Wednesday, April 20, 2011

The BP Disaster After One Year

Sierra Club:

One Year after the BP Disaster: Gulf Communities are Still in Crisis

Stunning Inaction by Congress after the Largest Environmental Disaster in American History
 
New Orleans, LA – One year after the largest oil spill in American history, Big Oil continues to rake in record profits, Congress has still not acted to hold BP accountable and thousands of working families and small business owners in the Gulf are still struggling to recover. 

...

The rest of the page, from a Sierra Club mailer, contains Executive Director Michael Brune's statement on the matter. He doesn't go easy on BP, of course... but he also faults Congress for its inaction. Read it; it's short.
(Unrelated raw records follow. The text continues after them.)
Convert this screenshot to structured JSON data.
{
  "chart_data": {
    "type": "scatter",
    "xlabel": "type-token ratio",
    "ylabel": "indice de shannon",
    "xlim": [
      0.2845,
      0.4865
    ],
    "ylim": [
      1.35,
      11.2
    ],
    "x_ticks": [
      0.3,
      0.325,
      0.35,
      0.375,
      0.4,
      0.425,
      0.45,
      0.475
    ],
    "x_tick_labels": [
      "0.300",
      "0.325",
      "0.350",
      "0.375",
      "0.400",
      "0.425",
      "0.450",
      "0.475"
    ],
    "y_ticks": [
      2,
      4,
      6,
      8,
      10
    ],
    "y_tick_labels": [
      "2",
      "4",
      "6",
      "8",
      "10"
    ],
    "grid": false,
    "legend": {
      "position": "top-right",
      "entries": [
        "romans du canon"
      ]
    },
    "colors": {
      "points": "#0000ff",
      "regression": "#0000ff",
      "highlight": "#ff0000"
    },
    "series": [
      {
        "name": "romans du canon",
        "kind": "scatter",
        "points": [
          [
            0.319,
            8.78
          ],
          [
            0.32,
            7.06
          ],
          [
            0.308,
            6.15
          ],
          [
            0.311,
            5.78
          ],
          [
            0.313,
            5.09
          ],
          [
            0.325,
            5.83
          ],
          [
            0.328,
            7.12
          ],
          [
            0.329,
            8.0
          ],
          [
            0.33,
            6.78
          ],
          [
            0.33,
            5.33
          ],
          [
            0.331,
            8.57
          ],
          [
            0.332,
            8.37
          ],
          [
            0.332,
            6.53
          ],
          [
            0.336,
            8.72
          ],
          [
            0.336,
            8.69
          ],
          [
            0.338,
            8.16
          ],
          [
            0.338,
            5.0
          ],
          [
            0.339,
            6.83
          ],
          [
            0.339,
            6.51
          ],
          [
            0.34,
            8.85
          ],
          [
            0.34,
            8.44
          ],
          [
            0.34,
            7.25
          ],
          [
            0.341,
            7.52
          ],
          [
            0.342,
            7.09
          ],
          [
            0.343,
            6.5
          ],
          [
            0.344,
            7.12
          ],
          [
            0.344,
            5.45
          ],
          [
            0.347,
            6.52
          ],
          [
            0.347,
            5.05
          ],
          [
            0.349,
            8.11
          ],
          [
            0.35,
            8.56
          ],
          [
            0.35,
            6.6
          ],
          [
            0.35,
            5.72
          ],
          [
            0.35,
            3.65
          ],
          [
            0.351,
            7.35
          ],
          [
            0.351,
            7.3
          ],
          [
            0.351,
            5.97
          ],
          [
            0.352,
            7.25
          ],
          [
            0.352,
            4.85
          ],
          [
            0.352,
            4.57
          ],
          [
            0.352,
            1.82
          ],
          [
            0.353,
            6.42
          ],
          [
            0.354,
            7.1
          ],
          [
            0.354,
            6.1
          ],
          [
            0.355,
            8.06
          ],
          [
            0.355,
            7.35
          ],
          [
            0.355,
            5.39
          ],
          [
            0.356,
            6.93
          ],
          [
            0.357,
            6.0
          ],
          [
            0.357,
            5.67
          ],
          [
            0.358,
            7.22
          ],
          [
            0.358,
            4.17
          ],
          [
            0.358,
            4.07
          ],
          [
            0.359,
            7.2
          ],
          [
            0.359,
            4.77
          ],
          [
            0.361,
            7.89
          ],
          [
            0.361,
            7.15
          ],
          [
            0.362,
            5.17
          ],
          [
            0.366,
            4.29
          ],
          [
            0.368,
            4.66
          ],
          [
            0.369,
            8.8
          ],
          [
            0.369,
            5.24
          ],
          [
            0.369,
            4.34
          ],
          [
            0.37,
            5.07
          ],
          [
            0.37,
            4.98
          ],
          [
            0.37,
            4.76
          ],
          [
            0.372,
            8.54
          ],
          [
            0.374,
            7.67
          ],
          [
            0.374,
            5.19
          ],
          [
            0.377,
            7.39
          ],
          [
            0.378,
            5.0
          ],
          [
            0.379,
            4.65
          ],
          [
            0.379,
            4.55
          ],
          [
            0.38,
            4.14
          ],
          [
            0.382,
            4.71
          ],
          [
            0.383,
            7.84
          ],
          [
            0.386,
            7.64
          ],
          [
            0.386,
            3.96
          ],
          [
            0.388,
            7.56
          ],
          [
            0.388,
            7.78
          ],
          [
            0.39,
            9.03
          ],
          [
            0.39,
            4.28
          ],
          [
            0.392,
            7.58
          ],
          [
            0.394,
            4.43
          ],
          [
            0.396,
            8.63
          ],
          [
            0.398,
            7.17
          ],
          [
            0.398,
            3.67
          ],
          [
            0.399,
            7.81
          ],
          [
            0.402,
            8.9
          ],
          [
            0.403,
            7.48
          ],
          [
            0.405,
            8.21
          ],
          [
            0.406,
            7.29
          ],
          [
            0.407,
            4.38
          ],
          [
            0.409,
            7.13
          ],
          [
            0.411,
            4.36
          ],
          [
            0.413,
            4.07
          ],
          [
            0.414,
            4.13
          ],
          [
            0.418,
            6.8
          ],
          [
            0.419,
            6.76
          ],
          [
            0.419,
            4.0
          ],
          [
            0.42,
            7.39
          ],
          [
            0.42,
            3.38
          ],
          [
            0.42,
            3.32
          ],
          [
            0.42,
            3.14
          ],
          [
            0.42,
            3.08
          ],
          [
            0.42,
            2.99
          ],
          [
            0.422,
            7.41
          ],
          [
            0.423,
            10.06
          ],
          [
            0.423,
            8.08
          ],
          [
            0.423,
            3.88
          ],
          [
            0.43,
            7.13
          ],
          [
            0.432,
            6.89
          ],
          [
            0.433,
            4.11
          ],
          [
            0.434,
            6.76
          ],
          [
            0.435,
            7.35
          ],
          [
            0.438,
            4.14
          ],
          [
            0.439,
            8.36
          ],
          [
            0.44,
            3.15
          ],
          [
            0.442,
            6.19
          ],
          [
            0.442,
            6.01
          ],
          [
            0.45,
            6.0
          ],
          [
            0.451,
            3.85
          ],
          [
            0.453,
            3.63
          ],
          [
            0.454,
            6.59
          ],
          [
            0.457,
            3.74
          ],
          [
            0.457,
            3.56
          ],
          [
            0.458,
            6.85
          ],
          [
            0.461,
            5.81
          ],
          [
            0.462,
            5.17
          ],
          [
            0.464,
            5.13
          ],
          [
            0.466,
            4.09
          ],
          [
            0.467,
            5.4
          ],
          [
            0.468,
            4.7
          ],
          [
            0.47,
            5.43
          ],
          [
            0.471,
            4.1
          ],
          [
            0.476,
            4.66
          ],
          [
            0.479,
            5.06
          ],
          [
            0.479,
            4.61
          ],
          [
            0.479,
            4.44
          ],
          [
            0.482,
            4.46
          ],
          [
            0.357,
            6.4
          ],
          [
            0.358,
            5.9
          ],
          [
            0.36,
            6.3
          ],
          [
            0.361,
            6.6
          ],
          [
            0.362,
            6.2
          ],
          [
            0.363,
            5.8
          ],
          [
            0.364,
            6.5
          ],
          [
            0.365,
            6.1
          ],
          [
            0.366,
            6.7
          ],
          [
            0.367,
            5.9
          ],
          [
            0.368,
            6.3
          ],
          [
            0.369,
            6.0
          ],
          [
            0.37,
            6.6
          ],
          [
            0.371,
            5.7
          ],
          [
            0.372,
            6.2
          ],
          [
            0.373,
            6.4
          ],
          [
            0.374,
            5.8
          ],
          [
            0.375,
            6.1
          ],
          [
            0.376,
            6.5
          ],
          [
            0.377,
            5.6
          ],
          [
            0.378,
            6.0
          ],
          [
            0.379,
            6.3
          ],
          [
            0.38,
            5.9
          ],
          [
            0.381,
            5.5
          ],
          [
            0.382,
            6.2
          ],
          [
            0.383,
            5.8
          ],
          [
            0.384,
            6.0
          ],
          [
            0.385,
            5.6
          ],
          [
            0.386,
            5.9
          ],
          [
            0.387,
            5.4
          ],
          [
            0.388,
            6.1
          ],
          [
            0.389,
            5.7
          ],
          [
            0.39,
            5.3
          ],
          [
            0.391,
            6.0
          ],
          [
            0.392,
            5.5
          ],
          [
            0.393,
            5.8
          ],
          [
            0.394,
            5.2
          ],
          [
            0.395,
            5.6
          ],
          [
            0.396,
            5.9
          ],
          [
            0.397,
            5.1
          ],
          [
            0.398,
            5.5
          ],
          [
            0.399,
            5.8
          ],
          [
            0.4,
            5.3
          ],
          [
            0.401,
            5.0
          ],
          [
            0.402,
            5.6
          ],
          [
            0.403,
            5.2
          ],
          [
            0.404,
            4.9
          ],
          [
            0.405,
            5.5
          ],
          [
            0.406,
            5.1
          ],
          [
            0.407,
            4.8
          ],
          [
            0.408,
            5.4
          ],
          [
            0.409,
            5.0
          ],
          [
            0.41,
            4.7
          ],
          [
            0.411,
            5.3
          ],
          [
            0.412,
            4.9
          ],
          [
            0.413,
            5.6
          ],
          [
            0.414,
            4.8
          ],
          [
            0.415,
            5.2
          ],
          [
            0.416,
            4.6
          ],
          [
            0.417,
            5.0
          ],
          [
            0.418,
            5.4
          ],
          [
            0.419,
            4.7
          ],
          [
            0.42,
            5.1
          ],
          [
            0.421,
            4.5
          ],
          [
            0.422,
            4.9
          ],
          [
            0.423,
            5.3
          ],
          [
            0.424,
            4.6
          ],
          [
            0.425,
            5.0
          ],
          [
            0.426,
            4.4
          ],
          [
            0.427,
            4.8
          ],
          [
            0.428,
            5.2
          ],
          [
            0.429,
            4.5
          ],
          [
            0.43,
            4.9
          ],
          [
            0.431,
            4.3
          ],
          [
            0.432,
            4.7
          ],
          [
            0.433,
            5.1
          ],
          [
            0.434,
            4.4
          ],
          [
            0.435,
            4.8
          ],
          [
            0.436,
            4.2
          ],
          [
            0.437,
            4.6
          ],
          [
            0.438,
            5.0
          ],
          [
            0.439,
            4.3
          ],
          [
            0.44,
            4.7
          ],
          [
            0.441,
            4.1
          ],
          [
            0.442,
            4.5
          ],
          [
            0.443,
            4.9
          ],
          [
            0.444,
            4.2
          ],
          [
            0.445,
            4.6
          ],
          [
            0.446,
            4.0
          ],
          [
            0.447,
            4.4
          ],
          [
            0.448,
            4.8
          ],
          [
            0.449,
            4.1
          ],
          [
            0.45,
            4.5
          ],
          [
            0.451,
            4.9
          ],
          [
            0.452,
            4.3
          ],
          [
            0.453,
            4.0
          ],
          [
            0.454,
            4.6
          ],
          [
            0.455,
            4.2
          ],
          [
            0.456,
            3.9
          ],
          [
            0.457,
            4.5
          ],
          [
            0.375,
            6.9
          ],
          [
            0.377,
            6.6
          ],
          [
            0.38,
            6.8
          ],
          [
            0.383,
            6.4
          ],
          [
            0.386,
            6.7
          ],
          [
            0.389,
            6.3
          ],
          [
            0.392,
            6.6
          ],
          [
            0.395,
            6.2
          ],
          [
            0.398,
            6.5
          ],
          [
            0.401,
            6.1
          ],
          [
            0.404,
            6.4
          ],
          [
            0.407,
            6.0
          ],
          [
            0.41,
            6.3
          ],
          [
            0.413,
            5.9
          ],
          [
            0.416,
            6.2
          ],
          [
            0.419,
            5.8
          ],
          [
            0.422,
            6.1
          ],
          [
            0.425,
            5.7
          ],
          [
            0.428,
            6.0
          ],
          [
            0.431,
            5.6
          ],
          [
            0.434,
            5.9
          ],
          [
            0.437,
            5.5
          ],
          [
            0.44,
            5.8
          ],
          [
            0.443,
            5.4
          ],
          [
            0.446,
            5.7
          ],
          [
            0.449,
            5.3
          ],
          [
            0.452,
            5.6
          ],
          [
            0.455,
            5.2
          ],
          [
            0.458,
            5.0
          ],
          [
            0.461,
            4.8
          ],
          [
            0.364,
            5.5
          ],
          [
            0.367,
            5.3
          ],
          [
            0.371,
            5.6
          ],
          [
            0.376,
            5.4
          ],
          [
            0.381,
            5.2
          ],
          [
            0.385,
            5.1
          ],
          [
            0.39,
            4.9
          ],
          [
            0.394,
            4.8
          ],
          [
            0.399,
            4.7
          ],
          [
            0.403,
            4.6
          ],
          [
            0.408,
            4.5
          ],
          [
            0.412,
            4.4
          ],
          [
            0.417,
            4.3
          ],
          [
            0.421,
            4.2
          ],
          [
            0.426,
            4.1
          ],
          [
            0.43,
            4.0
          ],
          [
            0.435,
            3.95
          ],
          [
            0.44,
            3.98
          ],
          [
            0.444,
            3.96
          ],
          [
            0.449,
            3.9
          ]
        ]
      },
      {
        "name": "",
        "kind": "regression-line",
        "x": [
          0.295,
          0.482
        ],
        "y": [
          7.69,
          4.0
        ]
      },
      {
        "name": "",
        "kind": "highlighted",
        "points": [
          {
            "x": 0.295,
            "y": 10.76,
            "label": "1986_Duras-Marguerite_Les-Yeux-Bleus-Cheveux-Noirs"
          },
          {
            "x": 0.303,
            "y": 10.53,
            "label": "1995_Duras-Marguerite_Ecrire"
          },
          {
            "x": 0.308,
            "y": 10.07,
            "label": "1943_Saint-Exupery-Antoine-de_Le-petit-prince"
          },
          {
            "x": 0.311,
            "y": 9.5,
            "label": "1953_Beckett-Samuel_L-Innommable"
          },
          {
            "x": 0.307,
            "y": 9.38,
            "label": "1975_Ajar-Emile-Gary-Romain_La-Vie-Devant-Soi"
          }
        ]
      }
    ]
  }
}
If I recall correctly, Sierra Club policy opposes all deepwater drilling, on the grounds that the technology is not established as safe enough to protect the surrounding environment. It is a tragedy that we had to experience the effective destruction of the ecosystem of the Gulf of Mexico before the message sank in (or did it?): don't deepwater drill.

Don't let anyone tell you the Gulf was unharmed, or has returned to normal: that, to use Ms. Maddow's favorite expression, is bullpucky. The chemicals BP used mostly had the effect of sinking the leaking oil to the bottom, where it is less visible but just as deadly to sea life, enabling BP's spurious claim that it has cleaned the Gulf. The Gulf will probably not return to anything resembling a normal condition within my lifetime, and possibly not yours, either.
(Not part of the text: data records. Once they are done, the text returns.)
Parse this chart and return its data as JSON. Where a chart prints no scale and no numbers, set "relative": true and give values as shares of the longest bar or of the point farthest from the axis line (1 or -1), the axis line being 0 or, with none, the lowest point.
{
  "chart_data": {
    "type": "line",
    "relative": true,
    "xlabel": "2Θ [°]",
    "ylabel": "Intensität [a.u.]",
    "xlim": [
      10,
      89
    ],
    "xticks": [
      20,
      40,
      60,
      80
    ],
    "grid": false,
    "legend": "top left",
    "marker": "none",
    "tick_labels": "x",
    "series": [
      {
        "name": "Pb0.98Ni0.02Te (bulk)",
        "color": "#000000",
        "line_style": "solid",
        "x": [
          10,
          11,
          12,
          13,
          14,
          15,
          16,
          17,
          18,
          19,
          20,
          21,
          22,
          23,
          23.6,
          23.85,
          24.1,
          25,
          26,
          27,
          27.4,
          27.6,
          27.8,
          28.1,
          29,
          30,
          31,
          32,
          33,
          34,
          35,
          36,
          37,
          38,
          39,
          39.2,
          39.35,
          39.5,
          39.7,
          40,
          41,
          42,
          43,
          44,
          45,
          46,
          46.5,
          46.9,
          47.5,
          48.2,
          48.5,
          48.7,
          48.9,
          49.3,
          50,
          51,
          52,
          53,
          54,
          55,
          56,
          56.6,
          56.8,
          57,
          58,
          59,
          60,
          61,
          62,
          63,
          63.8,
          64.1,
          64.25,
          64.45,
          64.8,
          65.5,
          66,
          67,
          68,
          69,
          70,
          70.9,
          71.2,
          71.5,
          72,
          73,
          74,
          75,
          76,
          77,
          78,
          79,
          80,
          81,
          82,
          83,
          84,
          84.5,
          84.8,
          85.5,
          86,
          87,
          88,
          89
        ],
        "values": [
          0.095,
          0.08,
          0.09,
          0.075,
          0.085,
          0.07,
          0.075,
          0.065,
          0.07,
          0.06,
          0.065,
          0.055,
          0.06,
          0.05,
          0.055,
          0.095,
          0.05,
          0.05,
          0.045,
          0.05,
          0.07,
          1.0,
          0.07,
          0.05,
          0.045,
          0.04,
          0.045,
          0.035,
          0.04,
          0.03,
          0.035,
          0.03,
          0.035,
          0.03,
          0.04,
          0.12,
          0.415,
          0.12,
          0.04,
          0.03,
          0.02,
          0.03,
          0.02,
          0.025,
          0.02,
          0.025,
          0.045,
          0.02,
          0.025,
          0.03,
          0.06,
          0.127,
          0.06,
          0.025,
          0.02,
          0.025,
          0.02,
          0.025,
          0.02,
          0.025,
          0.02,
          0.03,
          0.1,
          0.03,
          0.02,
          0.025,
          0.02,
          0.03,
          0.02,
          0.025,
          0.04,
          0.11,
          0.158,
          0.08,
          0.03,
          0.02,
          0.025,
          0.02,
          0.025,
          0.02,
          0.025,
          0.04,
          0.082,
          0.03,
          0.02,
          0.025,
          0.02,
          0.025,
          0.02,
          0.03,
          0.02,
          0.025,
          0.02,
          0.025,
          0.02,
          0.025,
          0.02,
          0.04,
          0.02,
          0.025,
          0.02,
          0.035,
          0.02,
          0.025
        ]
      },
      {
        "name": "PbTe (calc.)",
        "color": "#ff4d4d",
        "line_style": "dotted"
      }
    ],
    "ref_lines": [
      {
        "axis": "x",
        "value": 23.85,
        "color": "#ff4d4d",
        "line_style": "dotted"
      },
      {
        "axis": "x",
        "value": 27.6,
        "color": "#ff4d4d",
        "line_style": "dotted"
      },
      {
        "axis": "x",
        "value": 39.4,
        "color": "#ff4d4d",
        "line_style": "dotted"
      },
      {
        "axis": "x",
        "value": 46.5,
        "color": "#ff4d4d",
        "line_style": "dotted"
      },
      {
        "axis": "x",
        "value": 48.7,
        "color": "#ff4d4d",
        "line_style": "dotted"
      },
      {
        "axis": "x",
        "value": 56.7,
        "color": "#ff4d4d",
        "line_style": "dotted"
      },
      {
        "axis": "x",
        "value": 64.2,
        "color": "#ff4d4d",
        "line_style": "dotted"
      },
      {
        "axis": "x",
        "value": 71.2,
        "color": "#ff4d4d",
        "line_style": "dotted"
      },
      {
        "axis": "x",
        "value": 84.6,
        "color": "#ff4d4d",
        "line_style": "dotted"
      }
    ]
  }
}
Meanwhile, Congress has done nothing to regulate such drilling, and BP is requesting bolder and riskier drilling permits, even in the pristine Arctic National Wildlife Refuge. Meanwhile also, the "awl bidness" is patting itself on the back, proclaiming 2010 its best year ever. I dread seeing their worst year when that comes along.

2 comments:

  1. They celebrated by having a gas well blow out in Pennsylvania that caused drilling fluid to pollute a stream.

    ReplyDelete
  2. (Sigh.)

    The very inventions that made our post-Depression economic progress possible in the 40s and 50s... e.g., the internal combustion engine and the assembly line... could well indirectly spell the death of our civilized lifestyle within a fairly short time. I'm not betting either way, but right now, things don't look good to me.